Perhaps, the most striking part of the Trump’s presidential campaign was his bold infrastructure plan. Unlike other candidates, who stuck to the usual short-term issues, Trump had thought about the long-run crisis of America’s infrastructure. No serious investment had taken place since the 1950s, when President Eisenhower laid the foundations of America’s stunning system of motorways and turnpikes and airports. Eisenhower managed to invest 5% of GDP, through the Federal budget during his administration, and delivered balanced budgets more than once.
Trump’s championing of the infrastructure was bold and much needed. He was unorthodox in his open advocacy of incurring extra public debt to repair the infrastructure. This was sound economics, which allows or even advocates that there be public borrowing to finance investment but not for current expenditure. It was normal when Eisenhower did it, but by 2016, economists had become much more fiscally conservative. Trump was an outlier. It has taken some time before Trump has been able to address this issue. Upon assuming office, his priorities were repealing the Obamacare and tax cut before he could get to his infrastructure plan. Also, separation of powers means that the president can merely propose a spending programme. It is Congress that has to implement such parts of the president’s message as it likes by passing appropriations.

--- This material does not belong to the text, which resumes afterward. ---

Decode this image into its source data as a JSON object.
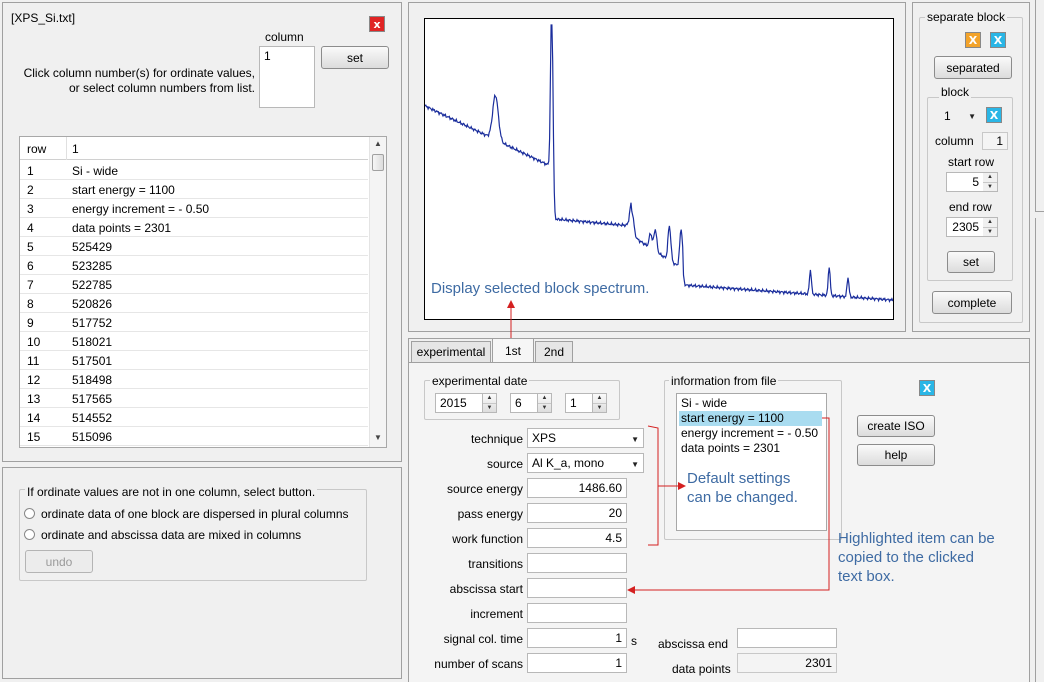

Tax cut has been passed and that would stand as a significant triumph for the President. But, one effect of the success is that the trajectory of public debt has already raised anxieties in the Congress, especially among the conservative Republicans. The tax cut is, however, and, indeed will forever, remain popular with the Republicans. The debt trajectory has forced Trump to send a message to the Congress, which is quite nuanced. It is based on the realisation that the federal government has limited ownership of infrastructure facilities; it is the individual states and municipalities, which are the primary owners. The Trump plan, thus, offers $200 billion as ‘pump priming’ to incentivise states and municipalities to raise the additional funds that would all add up to a $1.5-trillion spending programme.

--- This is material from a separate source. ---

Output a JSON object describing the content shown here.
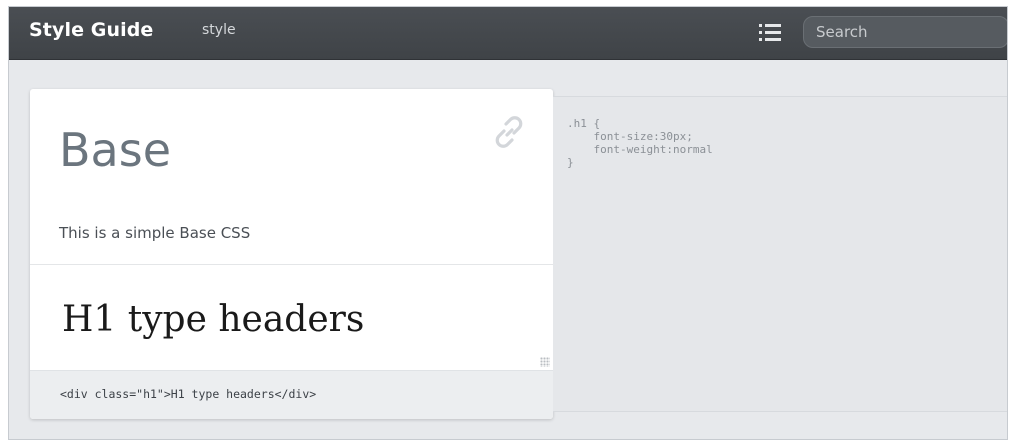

It is not clear, at the moment, whether the Congress would give the president what he wants. In his message of February 12, 2018, Trump has proposed postponing the date of balancing the budget from 2029 to 2039. Thus, the fiscal hawks among the Republicans,( including the speaker of the House, Paul Ryan) will worry about this. This is all a bit of grandstanding. The American Federal budget has been out of negative territory only three years since 1960. Eisenhower had two years of small budget surplus. After that, apart from a small surplus in 1969, the next time the budget surplus occurred, it was in Clinton’s two final years. So a 40-year slog to balance the budget is quite normal. Even so, debt remains a powerful totem pole. The Congress has to extend the debt limit periodically to keep the government able to borrow, so it can function.
The crucial decision will be made by the Congress. In 2018, there is a slim majority in both houses of the Congress for the Republican party. There have already been two episodes of the Congress having to prevent or reverse the shutdown of the government due to a failure to extend the debt ceiling. The Congress may not be in a mood to struggle to get majority behind the president’s proposal in 2018. The issue is whether the results of the midterm elections in 2018 will renew the Republican majority. American political conventional wisdom tells us that the party, which has the White House as well as majority in the Congress, tends to lose seats in the midterm election. But, this conventional wisdom may not work , as it did not in the presidential elections of 2016. If the Republicans return with a majority, they are most likely to take up these proposals, as it would have been proved by then that Trump is a winning president. So, look to 2019 for implementation of the ambitious infrastructure proposals.
Then, of course, the final outcome will depend on how the states and municipalities react. There is a lot of money in the sovereign wealth funds and pension funds, that would be attracted by such a long-run proposition. As much as $340 billion has been mentioned. Trump may yet end up as the saviour of the American infrastructure.